The original Japanese wunderkind, Hall of Famer Kenji Tsumura is gradually making his return to the world of professional Magic. Now that his responsibilities are fewer he’s been playing more, getting himself back into fighting shape. He streams Magic Online twice weekly to a viewership that stays well north of a thousand simultaneous viewers. He’s been brought on-board Team Hareruya, playing alongside heavyweights Tomoharu Saito and Kentaro Yamamoto. I asked him if this meant we’d be seeing lots of him at Grand Prix this year, but he said he couldn’t promise anything as he’s trying to keep his expenses down. “Next year, though!”
He sat down to his build and did a quick first pass through his pool. There were no standout rares, and half of them hit the bench immediately. Hardened Scales, Retribution of the Ancients and Empty the Pits were not what Tsumura was looking for. Having gotten an idea of what his colors were capable of, Tsumura turned his attention to the wealth of lands his pool offered. “Lands are one of the first things I look at in this format. You want to know how well you can support the colors, what colors you can splash easily. Here I had tons of dual lands, but none were green. I went back to look at the green, and it was only so-so. I knew I wouldn’t be playing it.”
He laid out a base of black-white cards, organizing creatures by casting cost. They suggested an aggressive build: Bloodsoaked Champion and Mardu Hateblade at one, then five two-drops including Chiefs of both the Scale and the Edge. Unfortunately he was short on cheap tricks. He fleshed out this skeleton by adding red to the mix: A Ride Down, a Burn Away and a Highspire Mantis. He consulted his lands again, then added a bunch of splashed morphs including Mistfire Weaver, Mystic of the Hidden Way, Efreet Weaponmaster, and Rattleclaw Mystic. He decided to get generous with red and added in the two Arrow Storms. By this point he had probably thirty cards laid out.

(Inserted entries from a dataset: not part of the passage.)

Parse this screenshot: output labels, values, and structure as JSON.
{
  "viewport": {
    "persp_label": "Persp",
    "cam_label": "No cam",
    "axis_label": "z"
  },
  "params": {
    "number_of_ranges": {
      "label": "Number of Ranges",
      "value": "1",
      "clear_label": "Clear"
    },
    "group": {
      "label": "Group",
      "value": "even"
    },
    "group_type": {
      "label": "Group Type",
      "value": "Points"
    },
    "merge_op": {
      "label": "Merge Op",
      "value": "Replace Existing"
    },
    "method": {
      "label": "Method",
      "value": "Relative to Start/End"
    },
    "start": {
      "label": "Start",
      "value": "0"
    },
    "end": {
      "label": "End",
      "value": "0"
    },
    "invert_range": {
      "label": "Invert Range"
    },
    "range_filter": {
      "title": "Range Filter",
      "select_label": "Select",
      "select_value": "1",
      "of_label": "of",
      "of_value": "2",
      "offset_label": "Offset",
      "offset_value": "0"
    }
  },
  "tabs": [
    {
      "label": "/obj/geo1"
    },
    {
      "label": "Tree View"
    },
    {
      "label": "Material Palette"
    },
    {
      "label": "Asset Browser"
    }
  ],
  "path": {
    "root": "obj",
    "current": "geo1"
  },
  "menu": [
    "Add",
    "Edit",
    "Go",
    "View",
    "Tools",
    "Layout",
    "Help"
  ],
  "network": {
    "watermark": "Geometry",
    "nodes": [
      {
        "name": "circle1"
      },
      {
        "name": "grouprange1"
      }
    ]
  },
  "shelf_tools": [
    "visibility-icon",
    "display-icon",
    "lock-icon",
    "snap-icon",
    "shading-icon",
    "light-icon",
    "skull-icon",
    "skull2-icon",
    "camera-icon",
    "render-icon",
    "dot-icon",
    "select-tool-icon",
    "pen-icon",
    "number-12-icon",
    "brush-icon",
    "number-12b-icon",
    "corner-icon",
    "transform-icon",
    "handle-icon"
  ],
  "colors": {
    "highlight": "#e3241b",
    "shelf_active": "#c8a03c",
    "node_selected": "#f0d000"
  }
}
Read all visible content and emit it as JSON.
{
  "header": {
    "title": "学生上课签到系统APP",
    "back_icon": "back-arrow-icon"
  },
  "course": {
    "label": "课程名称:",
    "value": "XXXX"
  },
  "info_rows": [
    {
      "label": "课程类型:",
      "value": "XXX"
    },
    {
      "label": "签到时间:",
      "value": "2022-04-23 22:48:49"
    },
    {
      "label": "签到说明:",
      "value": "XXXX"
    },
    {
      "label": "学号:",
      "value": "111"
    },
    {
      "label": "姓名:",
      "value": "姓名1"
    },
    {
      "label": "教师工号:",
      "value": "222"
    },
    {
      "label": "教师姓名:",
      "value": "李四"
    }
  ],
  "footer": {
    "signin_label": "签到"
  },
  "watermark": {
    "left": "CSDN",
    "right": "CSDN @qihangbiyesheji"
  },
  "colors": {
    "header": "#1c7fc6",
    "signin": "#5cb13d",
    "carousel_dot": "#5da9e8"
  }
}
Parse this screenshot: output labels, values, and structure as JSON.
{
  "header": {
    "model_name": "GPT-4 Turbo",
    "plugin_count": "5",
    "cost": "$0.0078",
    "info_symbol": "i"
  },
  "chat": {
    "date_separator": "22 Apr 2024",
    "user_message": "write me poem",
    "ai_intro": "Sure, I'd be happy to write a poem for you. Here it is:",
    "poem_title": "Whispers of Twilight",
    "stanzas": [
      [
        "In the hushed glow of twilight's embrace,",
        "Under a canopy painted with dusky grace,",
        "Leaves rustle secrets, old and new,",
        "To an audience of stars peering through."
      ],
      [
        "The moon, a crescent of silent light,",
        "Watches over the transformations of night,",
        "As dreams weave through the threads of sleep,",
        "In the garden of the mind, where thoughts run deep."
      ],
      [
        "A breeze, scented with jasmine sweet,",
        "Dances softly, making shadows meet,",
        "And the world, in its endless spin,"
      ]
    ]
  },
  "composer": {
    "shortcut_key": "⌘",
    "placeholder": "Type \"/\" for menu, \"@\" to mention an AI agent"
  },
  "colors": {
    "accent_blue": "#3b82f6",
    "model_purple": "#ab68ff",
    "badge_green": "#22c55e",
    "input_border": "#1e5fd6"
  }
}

The first cuts were fairly straightforward. Thanks to the powerful splashed morphs he wouldn’t need things like War Behemoth. Likewise the aggro deck doesn’t care for Shambling Attendants and Dazzling Rampart. The creature curve looked good, but there was a jam-up of expensive spells. Rite of the Serpent and Smite the Monstrous fell under the axe, and Throttle’s position was looking less and less secure. Going over the remainder of his pool for alternatives, Tsumura decided to check the viability of a different base. He swapped out the black for blue, but it was almost a non-starter. Despite gaining a pair of Jeskai Windscout, Winterflame and Master the Way the deck was much less focused this way. “With two Flooded Strand I thought I should try it out, but it wasn’t as good as black-white.” He went back to the original plan and soon had his starting forty set.
I asked Tsumura if he preferred aggro in Khans Sealed. “I hate aggro. I like playing midrange or control, both in Constructed and Limited. This pool though, the deck wanted to be very aggressive.” I asked him about splashing so many morph creatures. “They’re all very strong and with so many lands it’s easy to splash them. It’s a little strange, though, an aggro deck with seven tapped lands.” I noted that he’d added three basic mountains, stretching his mana to support the Arrow Storms. “The mana worked out okay, and this deck really wants to have finishers. Without them I only have one – the Rush of Battle – and that’s not enough.” I asked if he’d considered Master the Way as well. “I didn’t want it because I only have two lands that produce blue, not really enough.” I asked him if there was anything he felt like the deck was missing and he smiled. “Did you see my tweet?” Before sitting down to build he sent out a message praying for Wingmate Roc. “You always want Wingmate Roc.” Lastly, did he think this deck could carry him to Day 2? He thought it over briefly and then clasped his hands in prayer. “PLEASE!”